Schematic diagram of native gel competition assay and representative gel showing competition of His₆GB1-HIF-1α CTAD fusion (Ligand 1 or L1) with tag-free WT HIF-1α CTAD (Ligand2 or L2) for binding to TAZ1. Each pair of lanes contains the His₆GB1-HIF-1α CTAD (L1) constructs as annotated in the last row below the gel. Binary (b) lanes contain TAZ1 and L1 at 1:1 molar ratio. Competition (c) lanes contain TAZ1, L1, and L2 at 1:1:1. Labels at the bottom of the figure show which L1 His₆GB1 fusion (WT HIF-1α CTAD or mutants identified in Table 1) is in competition with tag-free WT HIF-1α CTAD. Note that complexes of tag-free CTAD with TAZ1 stay at the position of the injection well. Circles around the His₆GB1-HIF-1α CTAD (L1):TAZ1 complex band denote regions used for intensity determination.

Figure 4.

Fluorescence anisotropy competition assay.
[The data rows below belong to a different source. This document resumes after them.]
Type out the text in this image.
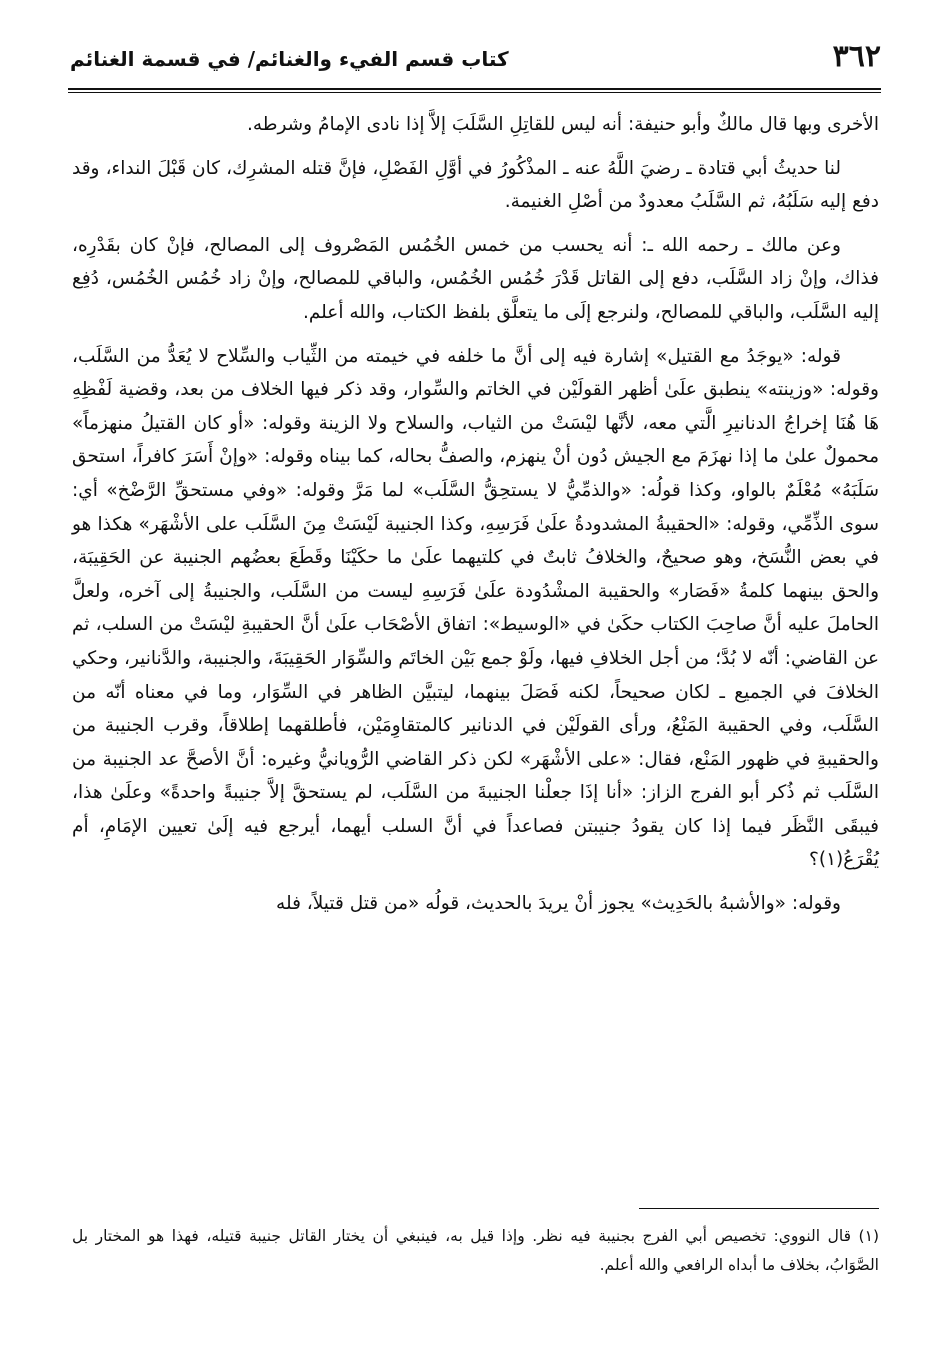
٣٦٢
كتاب قسم الفيء والغنائم/ في قسمة الغنائم

الأخرى وبها قال مالكٌ وأبو حنيفة: أنه ليس للقاتِلِ السَّلَبَ إلاَّ إذا نادى الإمامُ وشرطه.

لنا حديثُ أبي قتادة ـ رضيَ اللَّهُ عنه ـ المذْكُورُ في أوَّلِ الفَصْلِ، فإنَّ قتله المشرِك، كان قَبْلَ النداء، وقد دفع إليه سَلَبُهُ، ثم السَّلَبُ معدودٌ من أصْلِ الغنيمة.

وعن مالك ـ رحمه الله ـ: أنه يحسب من خمس الخُمُس المَصْروف إلى المصالح، فإنْ كان بقَدْرِه، فذاك، وإنْ زاد السَّلَب، دفع إلى القاتل قَدْرَ خُمُس الخُمُس، والباقي للمصالح، وإنْ زاد خُمُس الخُمُس، دُفِع إليه السَّلَب، والباقي للمصالح، ولنرجع إلَى ما يتعلَّق بلفظ الكتاب، والله أعلم.

قوله: «يوجَدُ مع القتيل» إشارة فيه إلى أنَّ ما خلفه في خيمته من الثِّياب والسِّلاح لا يُعَدُّ من السَّلَب، وقوله: «وزينته» ينطبق علَىٰ أظهر القولَيْن في الخاتم والسِّوار، وقد ذكر فيها الخلاف من بعد، وقضية لَفْظِهِ هَا هُنَا إخراجُ الدنانيرِ الَّتي معه، لأنَّها ليْسَتْ من الثياب، والسلاح ولا الزينة وقوله: «أو كان القتيلُ منهزماً» محمولٌ علىٰ ما إذا نهزَمَ مع الجيش دُون أنْ ينهزم، والصفُّ بحاله، كما بيناه وقوله: «وإنْ أَسَرَ كافراً، استحق سَلَبَهُ» مُعْلَمٌ بالواو، وكذا قولُه: «والذمِّيُّ لا يستحِقُّ السَّلَب» لما مَرَّ وقوله: «وفي مستحقِّ الرَّضْخ» أي: سوى الذِّمِّي، وقوله: «الحقيبةُ المشدودةُ علَىٰ فَرَسِهِ، وكذا الجنيبة لَيْسَتْ مِنَ السَّلَب على الأشْهَر» هكذا هو في بعض النُّسَخ، وهو صحيحٌ، والخلافُ ثابتٌ في كلتيهما علَىٰ ما حكَيْنَا وقَطَعَ بعضُهم الجنيبة عن الحَقِيبَة، والحق بينهما كلمةُ «فَصَار» والحقيبة المشْدُودة علَىٰ فَرَسِهِ ليست من السَّلَب، والجنيبةُ إلى آخره، ولعلَّ الحاملَ عليه أنَّ صاحِبَ الكتاب حكَىٰ في «الوسيط»: اتفاق الأصْحَاب علَىٰ أنَّ الحقيبةِ ليْسَتْ من السلب، ثم عن القاضي: أنّه لا بُدَّ؛ من أجل الخلافِ فيها، ولَوْ جمع بَيْن الخاتَم والسِّوَار الحَقِيبَةَ، والجنيبة، والدَّنانير، وحكي الخلافَ في الجميع ـ لكان صحيحاً، لكنه فَصَلَ بينهما، ليتبيَّن الظاهر في السِّوَار، وما في معناه أنّه من السَّلَب، وفي الحقيبة المَنْعُ، ورأى القولَيْن في الدنانير كالمتقاوِمَيْن، فأطلقهما إطلاقاً، وقرب الجنيبة من والحقيبةِ في ظهور المَنْع، فقال: «على الأشْهَر» لكن ذكر القاضي الرُّويانيُّ وغيره: أنَّ الأصحَّ عد الجنيبة من السَّلَب ثم ذُكر أبو الفرج الزاز: «أنا إذَا جعلْنا الجنيبةَ من السَّلَب، لم يستحقَّ إلاَّ جنيبةً واحدةً» وعلَىٰ هذا، فيبقَى النَّظَر فيما إذا كان يقودُ جنيبتن فصاعداً في أنَّ السلب أيهما، أيرجع فيه إلَىٰ تعيين الإمَامِ، أم يُقْرَعُ(١)؟

وقوله: «والأشبهُ بالحَدِيث» يجوز أنْ يريدَ بالحديث، قولُه «من قتل قتيلاً، فله

(١) قال النووي: تخصيص أبي الفرج بجنيبة فيه نظر. وإذا قيل به، فينبغي أن يختار القاتل جنيبة قتيله، فهذا هو المختار بل الصَّوَابُ، بخلاف ما أبداه الرافعي والله أعلم.
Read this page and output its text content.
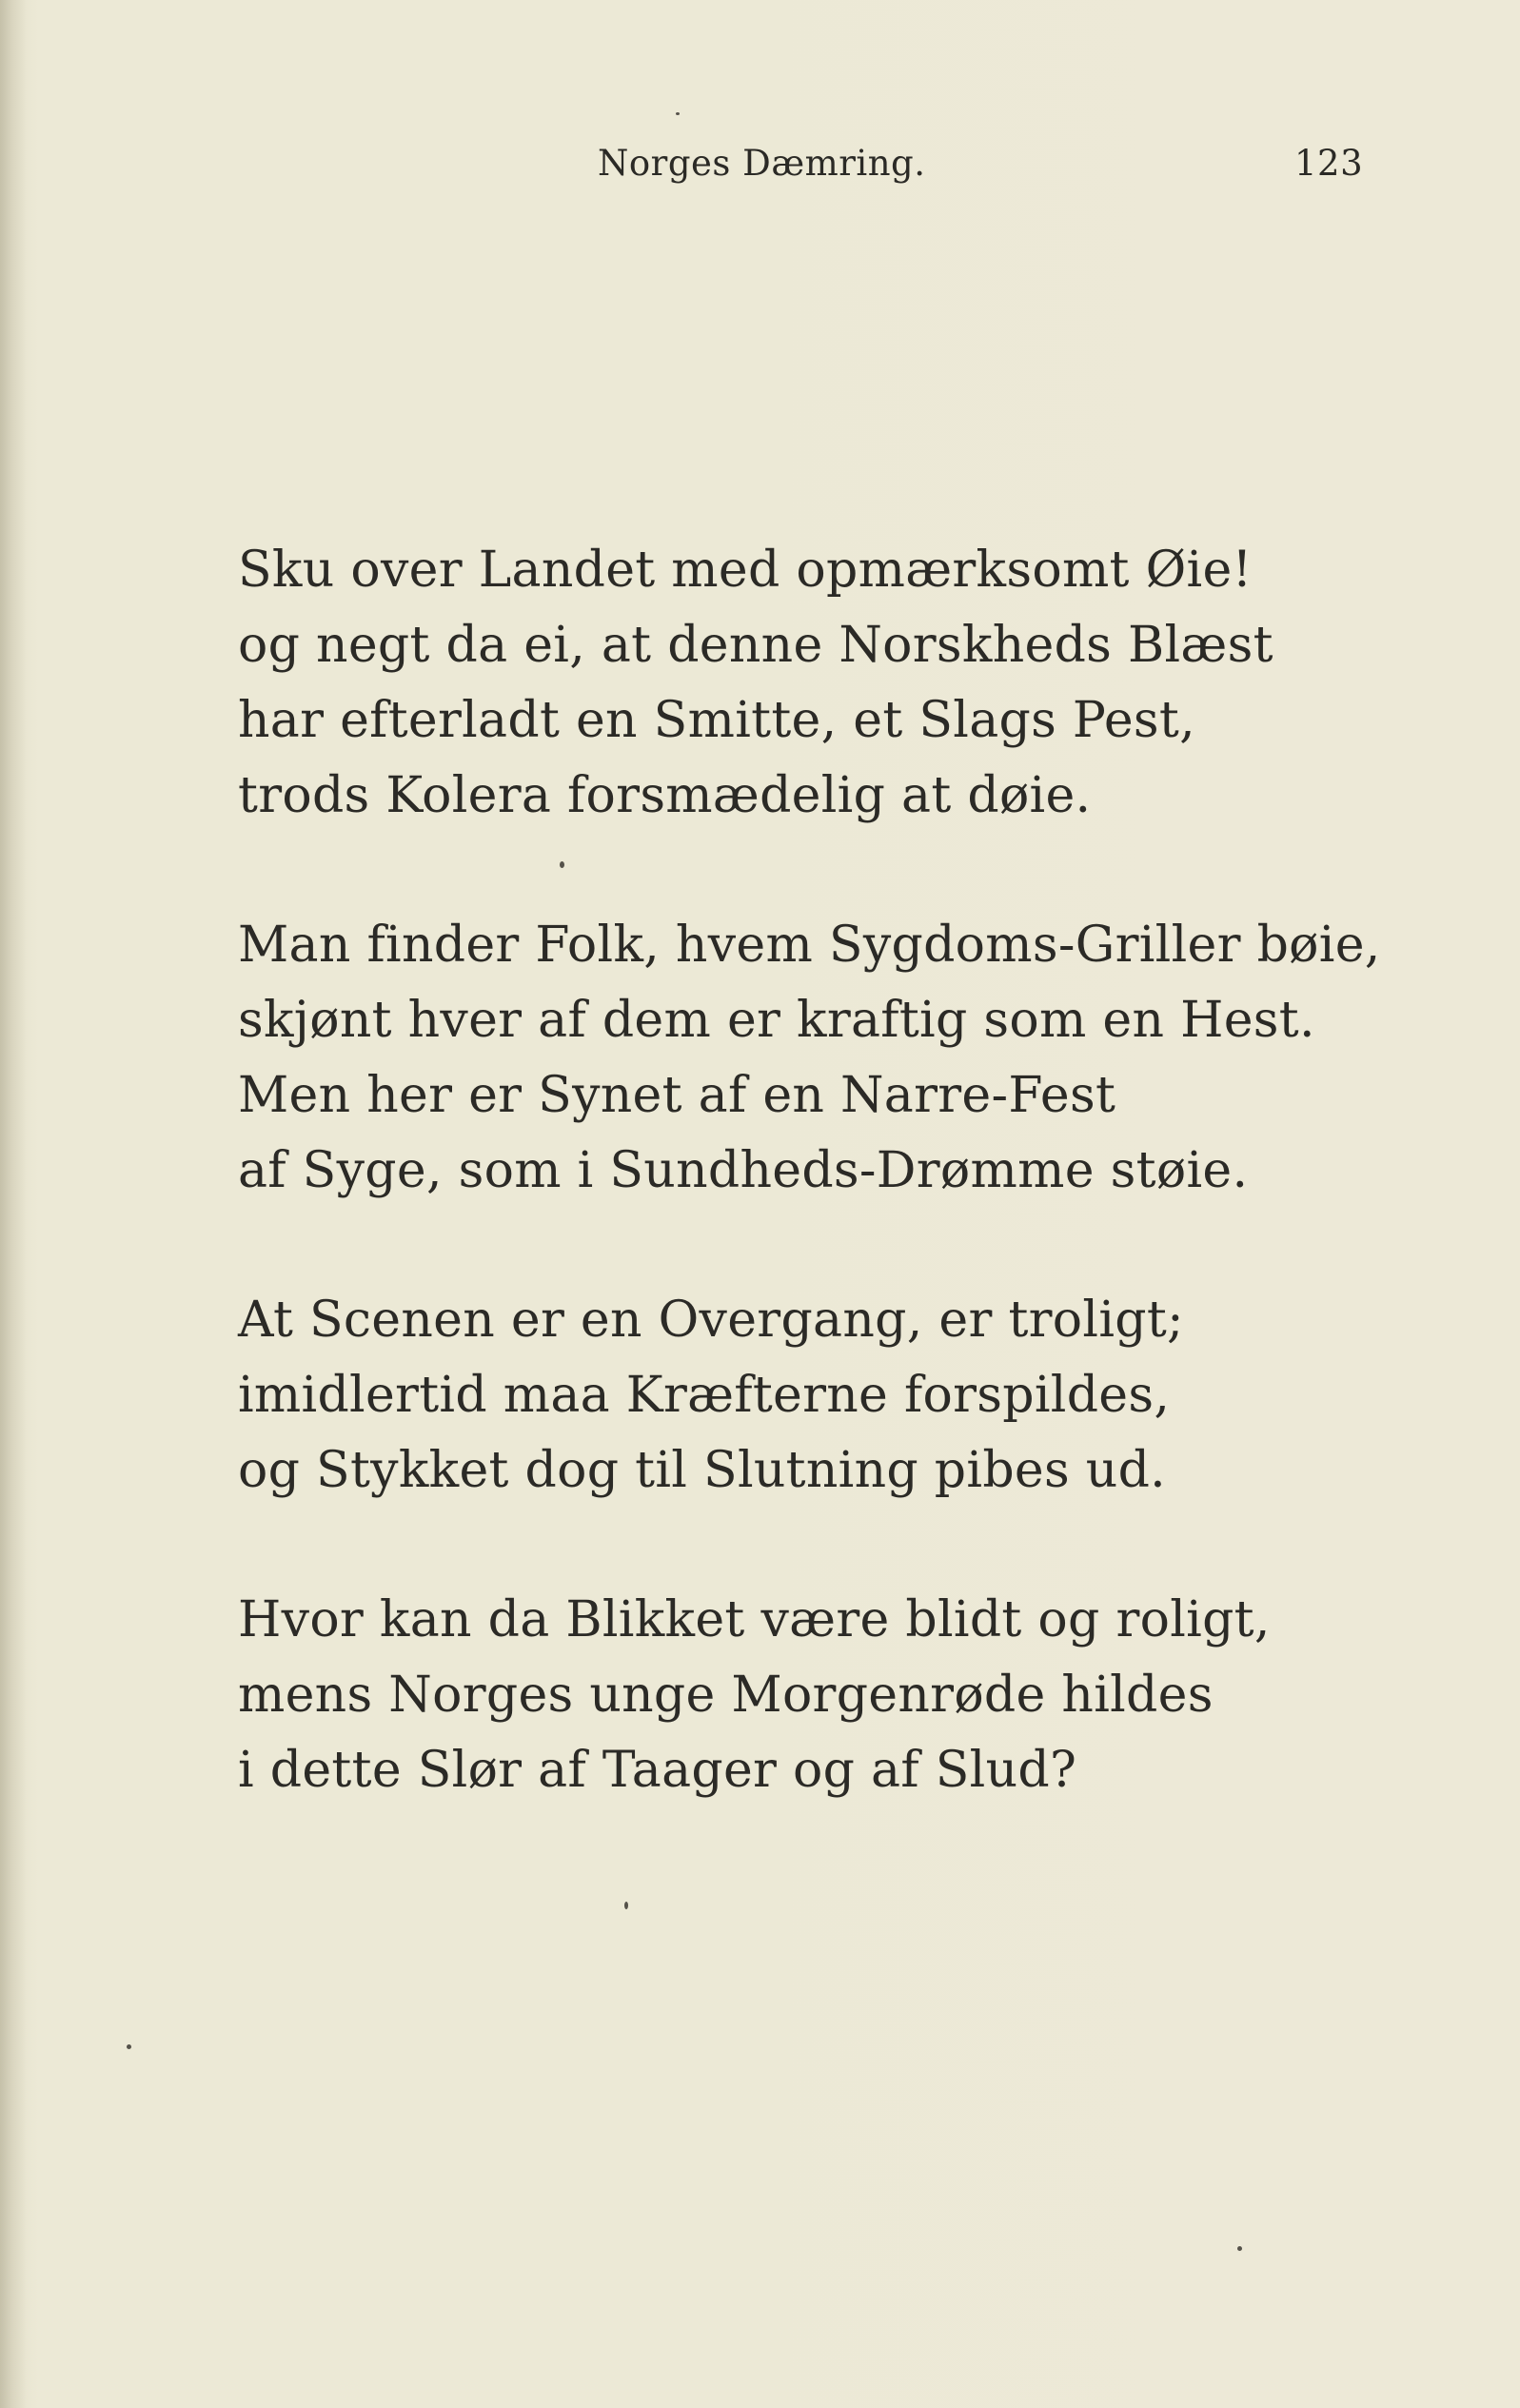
Norges Dæmring.	123
Sku over Landet med opmærksomt Øie!
og negt da ei, at denne Norskheds Blæst
har efterladt en Smitte, et Slags Pest,
trods Kolera forsmædelig at døie.
Man finder Folk, hvem Sygdoms-Griller bøie,
skjønt hver af dem er kraftig som en Hest.
Men her er Synet af en Narre-Fest
af Syge, som i Sundheds-Drømme støie.
At Scenen er en Overgang, er troligt;
imidlertid maa Kræfterne forspildes,
og Stykket dog til Slutning pibes ud.
Hvor kan da Blikket være blidt og roligt,
mens Norges unge Morgenrøde hildes
i dette Slør af Taager og af Slud?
Unlabeled HIF variants were titrated into a preformed complex of AlexaFluor-594 labeled WT HIF-1α peptide and unlabeled TAZ1. (a) Fits of the anisotropy competition assay for respective HIF variants. (b) TAZ1 binding affinity of HIF-1α variants plotted as a function of intervening linker length. Corresponding binding free energy (at 293K) is labeled in the plot. (c) Plot of I_c/b vs K_d from fluorescence anisotropy with logarithmic trend line.

Figure 5.

Comparison of weighted average ¹H, ¹⁵N chemical shift differences (Δδ_ave = [(Δδ_HN)²+(Δδ_N/5)²]^1/2) between free and TAZ1-bound state WT HIF-1α (black) and the variants (a) ΔSR (red), (b) (GS)₂ (magenta), and (c) ΔGS (green).

Figure 6.

Fluorescence anisotropy competition assay. A pre-formed complex of unlabeled TAZ1 with CITED2 labeled with Alexa-Fluor 594 was mixed with increasing concentrations of WT (black) or ΔSR mutant (red) HIF-1α CTAD.

Figure 7.

Regions of ¹H-¹⁵N HSQC spectra of ¹⁵N-labeled TAZ1. A. Region showing the cross peak of V405 NH in complex with CITED2 and HIF-1α TAD ΔSR (top row) and WT (second row) in the ratios 1:1:1 (red), 1:1:2 (green) and 1:1:4 (purple). B. Region showing the cross peak of W418 NεH in complex with CITED2 and HIF-1α TAD ΔSR (third row) and WT (fourth row).

Figure 8.

Region of the NMR structure family of the complex between the CTAD of HIF-1α (blue) and TAZ1 (gray), showing the disorder in the loop between αB and αC and the well-ordered side chains of I806 and L813 at either end of the disordered loop.